Dzisiaj przybywamy do Was sfrustrowani. A przynajmniej część z nas 🤯 Mateusza trzymało od rana i jedyną nadzieją było wieczorne nagrywanie. Jaśka za to złapało tuż przed nagraniem... Mimo tych przeciwności przybywamy z nowym odcinkiem!
Drive to survive, to dla części z nas serial, dzięki któremu odkryliśmy Formułę 1. Chwała mu za to! Jednak co przyniósł czwarty sezon, którego premiera miała miejsce w zeszły piątek? Czy wbił nas w kanapę jak poprzednie sezony? Co nam się podobało (i czy w ogóle coś się podobało)? I czy w końcu frustracja Jaśka ma coś związanego z sobotnim oglądaniem Drive to survive?
---
Słyszymy się już w najbliższy czwartek, który będzie niezwykłym dniem z wielu powodów.

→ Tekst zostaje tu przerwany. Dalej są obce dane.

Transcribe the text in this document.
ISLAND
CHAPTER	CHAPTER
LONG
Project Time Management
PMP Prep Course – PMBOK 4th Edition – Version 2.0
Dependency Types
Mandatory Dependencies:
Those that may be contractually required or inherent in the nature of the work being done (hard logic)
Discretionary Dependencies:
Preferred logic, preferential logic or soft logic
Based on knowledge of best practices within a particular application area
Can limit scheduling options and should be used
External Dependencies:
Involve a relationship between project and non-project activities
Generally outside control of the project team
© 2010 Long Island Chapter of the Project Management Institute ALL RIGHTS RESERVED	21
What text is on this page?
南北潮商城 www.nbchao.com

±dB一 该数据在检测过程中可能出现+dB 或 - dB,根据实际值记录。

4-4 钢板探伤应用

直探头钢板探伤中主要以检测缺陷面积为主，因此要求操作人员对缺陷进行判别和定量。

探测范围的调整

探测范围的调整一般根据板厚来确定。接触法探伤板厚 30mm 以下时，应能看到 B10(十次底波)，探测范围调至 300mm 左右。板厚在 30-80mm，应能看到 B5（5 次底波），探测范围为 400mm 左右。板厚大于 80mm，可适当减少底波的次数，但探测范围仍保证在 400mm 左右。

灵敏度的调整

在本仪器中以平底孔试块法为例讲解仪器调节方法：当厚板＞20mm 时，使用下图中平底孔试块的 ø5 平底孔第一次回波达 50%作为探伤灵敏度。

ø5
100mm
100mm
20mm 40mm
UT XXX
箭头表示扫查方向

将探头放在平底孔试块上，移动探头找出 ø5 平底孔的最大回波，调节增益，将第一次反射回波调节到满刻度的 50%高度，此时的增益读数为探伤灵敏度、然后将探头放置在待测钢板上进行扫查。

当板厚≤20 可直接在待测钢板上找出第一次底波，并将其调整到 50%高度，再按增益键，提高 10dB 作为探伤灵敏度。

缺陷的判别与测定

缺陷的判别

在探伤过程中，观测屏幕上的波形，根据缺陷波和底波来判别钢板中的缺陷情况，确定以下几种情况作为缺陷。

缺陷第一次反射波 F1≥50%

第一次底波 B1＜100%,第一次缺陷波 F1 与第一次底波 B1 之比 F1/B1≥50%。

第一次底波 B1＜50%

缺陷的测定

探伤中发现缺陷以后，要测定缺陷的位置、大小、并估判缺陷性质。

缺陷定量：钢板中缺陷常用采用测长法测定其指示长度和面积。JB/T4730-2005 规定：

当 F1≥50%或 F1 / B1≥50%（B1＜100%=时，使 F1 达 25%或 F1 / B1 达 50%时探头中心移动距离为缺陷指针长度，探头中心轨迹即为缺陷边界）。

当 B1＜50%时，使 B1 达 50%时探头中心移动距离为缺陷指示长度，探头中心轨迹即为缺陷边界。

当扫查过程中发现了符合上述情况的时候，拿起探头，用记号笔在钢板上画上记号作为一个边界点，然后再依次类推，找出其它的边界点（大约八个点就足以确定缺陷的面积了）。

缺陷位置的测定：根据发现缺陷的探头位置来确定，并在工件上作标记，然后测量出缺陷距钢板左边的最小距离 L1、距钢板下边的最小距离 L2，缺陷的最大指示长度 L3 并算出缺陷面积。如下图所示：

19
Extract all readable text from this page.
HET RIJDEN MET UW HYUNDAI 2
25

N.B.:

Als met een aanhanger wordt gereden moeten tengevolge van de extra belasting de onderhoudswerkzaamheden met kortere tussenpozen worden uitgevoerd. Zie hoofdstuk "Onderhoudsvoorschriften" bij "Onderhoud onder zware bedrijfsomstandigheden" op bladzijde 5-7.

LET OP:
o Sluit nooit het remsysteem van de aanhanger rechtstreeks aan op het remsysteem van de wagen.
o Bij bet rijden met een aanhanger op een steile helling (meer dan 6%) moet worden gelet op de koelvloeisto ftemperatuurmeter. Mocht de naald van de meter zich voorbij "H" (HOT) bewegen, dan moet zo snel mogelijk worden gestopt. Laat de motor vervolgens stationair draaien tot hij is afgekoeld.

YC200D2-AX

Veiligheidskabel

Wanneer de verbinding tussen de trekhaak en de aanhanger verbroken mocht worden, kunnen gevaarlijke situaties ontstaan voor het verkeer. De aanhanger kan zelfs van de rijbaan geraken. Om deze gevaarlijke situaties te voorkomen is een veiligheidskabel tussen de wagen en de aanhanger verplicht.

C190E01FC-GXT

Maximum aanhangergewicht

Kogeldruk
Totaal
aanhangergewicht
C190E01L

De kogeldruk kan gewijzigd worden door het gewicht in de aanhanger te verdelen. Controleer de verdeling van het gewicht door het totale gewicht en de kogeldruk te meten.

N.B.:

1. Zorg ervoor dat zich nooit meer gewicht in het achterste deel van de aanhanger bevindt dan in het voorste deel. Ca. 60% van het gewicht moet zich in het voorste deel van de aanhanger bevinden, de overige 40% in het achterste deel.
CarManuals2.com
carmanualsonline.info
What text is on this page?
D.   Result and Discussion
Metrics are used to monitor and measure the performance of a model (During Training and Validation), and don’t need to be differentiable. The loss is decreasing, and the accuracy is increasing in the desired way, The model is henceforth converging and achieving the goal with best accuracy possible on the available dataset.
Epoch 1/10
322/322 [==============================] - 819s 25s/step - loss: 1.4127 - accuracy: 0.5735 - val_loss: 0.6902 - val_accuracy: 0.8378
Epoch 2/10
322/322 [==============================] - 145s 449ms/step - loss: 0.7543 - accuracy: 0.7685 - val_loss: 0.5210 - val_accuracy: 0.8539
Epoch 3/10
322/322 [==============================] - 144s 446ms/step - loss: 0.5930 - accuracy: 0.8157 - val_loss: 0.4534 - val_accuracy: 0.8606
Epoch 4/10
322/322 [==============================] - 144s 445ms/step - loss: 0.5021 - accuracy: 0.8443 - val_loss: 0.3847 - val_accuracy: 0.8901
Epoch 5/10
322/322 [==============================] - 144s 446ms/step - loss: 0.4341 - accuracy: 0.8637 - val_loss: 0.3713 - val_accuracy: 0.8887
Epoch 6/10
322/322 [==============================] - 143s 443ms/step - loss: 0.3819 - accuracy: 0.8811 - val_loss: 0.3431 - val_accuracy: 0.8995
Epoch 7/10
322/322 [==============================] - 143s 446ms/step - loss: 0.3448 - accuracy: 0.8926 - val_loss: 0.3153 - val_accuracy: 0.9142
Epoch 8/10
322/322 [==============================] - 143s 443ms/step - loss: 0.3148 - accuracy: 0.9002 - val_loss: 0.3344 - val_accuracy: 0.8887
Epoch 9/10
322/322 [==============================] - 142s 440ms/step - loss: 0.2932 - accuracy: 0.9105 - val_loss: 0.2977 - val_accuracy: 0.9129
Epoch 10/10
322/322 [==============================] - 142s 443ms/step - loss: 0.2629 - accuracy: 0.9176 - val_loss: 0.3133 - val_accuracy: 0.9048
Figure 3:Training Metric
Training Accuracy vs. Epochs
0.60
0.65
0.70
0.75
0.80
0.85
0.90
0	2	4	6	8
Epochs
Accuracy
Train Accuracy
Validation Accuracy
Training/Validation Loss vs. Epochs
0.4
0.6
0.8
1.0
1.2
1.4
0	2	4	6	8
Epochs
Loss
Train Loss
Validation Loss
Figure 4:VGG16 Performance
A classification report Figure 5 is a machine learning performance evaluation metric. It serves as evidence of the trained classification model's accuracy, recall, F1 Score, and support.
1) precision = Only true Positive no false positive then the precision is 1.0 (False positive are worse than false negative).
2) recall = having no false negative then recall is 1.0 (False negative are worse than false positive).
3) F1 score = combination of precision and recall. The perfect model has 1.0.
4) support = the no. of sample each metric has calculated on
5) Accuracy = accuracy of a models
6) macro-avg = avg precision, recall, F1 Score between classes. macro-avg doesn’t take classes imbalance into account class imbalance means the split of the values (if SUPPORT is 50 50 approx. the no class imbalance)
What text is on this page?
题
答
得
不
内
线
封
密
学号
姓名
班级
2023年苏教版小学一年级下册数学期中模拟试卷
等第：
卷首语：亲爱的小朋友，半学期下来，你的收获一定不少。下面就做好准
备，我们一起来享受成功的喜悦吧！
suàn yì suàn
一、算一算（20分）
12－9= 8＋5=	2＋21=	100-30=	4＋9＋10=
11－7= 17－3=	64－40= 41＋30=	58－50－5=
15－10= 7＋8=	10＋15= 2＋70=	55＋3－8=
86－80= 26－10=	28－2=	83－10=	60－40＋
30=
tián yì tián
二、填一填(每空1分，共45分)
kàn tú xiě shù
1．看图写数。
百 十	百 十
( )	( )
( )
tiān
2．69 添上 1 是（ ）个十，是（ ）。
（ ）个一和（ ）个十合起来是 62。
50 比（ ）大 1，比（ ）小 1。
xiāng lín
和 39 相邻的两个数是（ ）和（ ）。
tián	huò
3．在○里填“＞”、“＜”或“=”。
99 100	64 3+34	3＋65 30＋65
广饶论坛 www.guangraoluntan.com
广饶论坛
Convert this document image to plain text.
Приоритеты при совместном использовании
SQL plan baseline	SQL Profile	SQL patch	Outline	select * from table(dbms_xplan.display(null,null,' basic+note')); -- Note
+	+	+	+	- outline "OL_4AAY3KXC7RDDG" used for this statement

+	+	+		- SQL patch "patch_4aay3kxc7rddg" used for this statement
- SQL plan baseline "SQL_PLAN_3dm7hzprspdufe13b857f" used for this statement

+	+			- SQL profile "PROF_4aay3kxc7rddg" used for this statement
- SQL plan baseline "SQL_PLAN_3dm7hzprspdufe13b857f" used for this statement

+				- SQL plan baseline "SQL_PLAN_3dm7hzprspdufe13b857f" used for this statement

Po pierwsze dlatego, że to imieniny Dziersławy, Dzierżysławy, Gabriela, Marka, Markusława, Sewera, Sofroniusza, Szymona. Po drugie dlatego, że dzień będzie trwał aż 12 godzin i 28 minut! Po trzecie jednak i najważniejsze, usłyszycie nas zaraz po pierwszym wyścigu Formuły 1 w tym sezonie. Zgodnie z naszym mottem, nie znamy się, ale na pewno się wypowiemy!